1 # the acct.py file is located somewhere on file
2 >>> cont = open('acct.py', 'r').read()
3 >>> cont
4 'class Account:\n """base class for representing user accounts"""\n num_accounts = 0\n\n def __in\
5 it__(self, name, balance):\n self.name = name \n self.balance = balance \n Account.nu\
6 m_accounts += 1\n\n def del_account(self):\n Account.num_accounts -= 1\n\n def __getattr__(se\
7 lf, name):\n """handle attribute reference for non-existent attribute"""\n return "Hey I don\
8 t see any attribute called {}".format(name)\n\n def deposit(self, amt):\n self.balance = self.ba\
9 lance + amt \n\n def withdraw(self, amt):\n self.balance = self.balance - amt \n\n def inquir\
10 y(self):\n return "Name={}, balance={}".format(self.name, self.balance) \n\n'
11 >>> exec(cont)
12 # exec content of file using the default name-spaces
13 >>> Account # we can now reference the account class
14 <class '__main__.Account'>
15 >>>
If we omit the optional arguments, the interpreter executes the code in the current scope.
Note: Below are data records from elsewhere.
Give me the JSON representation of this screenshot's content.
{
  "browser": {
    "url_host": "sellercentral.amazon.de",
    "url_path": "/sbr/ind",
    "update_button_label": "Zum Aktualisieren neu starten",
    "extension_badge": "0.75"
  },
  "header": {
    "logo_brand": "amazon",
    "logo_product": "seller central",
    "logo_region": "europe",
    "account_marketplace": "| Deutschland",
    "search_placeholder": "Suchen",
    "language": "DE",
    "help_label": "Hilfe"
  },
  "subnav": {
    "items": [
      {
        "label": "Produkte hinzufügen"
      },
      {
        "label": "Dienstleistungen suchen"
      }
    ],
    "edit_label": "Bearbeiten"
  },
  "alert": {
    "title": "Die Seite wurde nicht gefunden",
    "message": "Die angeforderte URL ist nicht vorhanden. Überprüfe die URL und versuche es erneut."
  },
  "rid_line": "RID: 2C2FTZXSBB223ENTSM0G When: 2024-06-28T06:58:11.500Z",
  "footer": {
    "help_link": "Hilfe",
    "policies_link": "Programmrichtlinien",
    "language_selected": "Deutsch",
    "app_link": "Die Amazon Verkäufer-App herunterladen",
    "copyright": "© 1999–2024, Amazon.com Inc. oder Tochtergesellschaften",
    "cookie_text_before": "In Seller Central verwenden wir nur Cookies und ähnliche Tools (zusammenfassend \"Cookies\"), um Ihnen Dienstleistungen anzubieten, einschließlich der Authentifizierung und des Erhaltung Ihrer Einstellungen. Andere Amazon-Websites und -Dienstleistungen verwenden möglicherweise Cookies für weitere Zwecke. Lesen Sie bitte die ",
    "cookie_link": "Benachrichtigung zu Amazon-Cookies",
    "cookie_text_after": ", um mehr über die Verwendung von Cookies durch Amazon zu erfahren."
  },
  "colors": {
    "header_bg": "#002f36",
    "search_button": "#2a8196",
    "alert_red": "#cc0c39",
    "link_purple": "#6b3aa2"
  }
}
If we provide only the globals argument, it must be a dictionary, and the interpreter uses that value for the global and the local variables. If provided, the locals argument can be any mapping object. If the supplied globals dictionary does not contain a value for the key __builtins__, a reference to the dictionary of the built-in module builtins is inserted under that key. One can control the builtins that are available to the executed code by inserting a custom __builtins__ dictionary into globals before passing it to exec() thus creating a sandbox.